あなたに捧ぐ潮風のうた

 呉葉と共に牛車に乗ったのだが、それでもまだあと数人は乗って余りがあるほどに、牛車の内部は広々としていた。

 牛を操る牛飼童(うしかいわらわ)が手綱を取れば、牛車は一度ぐらりと揺れてから、ゆっくりと前に動き出したのが分かった。

 孝子は壁に背中を預けると、頭の中で流れているあの笛の音を思い返し、静かに目を瞑る。
 


 しばらくして御所に到着した孝子は、呉葉に手伝われて牛車を降りる。重く長く慣れない女房装束では移動も一苦労であった。

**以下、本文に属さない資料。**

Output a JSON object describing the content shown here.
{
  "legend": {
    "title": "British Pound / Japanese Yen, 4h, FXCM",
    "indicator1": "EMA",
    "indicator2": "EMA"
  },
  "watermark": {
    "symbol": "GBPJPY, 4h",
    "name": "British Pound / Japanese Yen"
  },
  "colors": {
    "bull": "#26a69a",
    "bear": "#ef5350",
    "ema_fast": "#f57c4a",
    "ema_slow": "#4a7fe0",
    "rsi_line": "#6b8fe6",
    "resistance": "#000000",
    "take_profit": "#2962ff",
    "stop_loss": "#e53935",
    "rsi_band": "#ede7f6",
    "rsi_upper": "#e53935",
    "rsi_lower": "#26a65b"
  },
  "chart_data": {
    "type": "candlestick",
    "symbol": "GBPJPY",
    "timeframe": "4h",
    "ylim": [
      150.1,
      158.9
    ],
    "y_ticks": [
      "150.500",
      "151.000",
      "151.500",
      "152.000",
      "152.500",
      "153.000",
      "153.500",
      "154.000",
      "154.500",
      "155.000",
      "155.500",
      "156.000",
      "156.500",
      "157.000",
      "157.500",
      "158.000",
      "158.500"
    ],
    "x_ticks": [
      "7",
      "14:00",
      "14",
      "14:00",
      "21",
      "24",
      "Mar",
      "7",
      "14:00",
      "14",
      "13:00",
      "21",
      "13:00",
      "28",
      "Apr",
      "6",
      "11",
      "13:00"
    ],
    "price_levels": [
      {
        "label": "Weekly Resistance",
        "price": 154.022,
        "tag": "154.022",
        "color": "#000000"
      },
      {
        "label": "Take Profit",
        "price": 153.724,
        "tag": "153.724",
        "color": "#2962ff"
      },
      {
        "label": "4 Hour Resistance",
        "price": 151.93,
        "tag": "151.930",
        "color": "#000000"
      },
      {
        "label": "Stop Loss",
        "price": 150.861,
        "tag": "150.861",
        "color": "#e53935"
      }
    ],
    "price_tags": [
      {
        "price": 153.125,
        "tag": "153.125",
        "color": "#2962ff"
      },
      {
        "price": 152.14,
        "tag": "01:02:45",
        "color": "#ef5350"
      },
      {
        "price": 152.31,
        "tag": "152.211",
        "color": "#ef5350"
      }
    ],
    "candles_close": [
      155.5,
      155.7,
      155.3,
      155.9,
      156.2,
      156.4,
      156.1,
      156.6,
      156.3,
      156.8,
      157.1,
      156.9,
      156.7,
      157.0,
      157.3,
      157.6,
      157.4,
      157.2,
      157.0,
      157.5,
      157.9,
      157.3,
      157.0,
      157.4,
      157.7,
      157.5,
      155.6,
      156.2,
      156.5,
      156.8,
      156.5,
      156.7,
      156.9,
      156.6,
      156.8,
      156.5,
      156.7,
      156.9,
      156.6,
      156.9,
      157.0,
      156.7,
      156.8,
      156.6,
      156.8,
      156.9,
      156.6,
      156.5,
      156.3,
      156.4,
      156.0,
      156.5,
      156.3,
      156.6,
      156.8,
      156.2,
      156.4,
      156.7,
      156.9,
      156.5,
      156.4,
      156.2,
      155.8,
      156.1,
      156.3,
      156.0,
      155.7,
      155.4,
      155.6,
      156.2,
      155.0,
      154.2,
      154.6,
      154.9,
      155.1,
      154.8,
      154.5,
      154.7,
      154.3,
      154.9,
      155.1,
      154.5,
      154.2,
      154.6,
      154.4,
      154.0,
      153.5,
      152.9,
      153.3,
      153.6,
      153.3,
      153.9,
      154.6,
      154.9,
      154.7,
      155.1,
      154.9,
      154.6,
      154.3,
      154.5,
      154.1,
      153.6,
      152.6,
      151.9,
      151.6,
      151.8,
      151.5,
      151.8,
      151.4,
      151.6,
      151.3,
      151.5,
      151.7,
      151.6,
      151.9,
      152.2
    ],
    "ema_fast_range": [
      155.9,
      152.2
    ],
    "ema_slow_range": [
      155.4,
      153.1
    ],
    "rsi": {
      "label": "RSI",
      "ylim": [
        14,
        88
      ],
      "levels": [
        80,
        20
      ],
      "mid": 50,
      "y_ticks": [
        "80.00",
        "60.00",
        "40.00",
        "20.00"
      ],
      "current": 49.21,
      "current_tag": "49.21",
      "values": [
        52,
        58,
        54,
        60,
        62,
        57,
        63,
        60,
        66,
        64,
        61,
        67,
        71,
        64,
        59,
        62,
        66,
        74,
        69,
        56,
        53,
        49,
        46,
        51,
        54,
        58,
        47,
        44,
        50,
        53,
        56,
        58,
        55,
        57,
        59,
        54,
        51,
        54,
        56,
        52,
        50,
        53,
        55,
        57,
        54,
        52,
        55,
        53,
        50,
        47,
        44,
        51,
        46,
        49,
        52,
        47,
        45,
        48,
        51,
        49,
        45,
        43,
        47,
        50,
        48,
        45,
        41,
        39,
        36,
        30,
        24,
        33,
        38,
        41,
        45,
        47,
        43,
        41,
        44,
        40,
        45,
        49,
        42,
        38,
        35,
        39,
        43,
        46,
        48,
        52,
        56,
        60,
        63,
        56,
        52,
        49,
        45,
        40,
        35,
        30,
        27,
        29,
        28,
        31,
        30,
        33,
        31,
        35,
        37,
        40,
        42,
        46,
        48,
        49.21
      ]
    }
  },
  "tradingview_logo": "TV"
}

 上西門院の御所は、平安京の北西外れにある法金剛院である。荘厳な雰囲気を感じつつ、そろりと御所に足を踏み入れた。

 辺りには小川の清流が流れており、建物と建物は、小さな橋が架かっていた。御所の外観は比較的地味なものであったが、神聖さが感じられた。

 御所の中核に行くと、高価な衣服を身にまとい、上品な雰囲気を持つ女房たちが建物の中から孝子をじっと見つめている。

 遠目からでも分かる、まるで香るような女房たちの美しさに、孝子は圧倒される思いがして息を呑んでいた。

「藤原憲方の娘よ」

 突如として、柔らかな声だが威厳を感じさせる女の声が、孝子に向かって投げかけられた。

 その声の主が誰か、考えるまでもない。

 声がした建物の方を見ると、ここの主である上西門院が悠然と目を細めて微笑んでいた。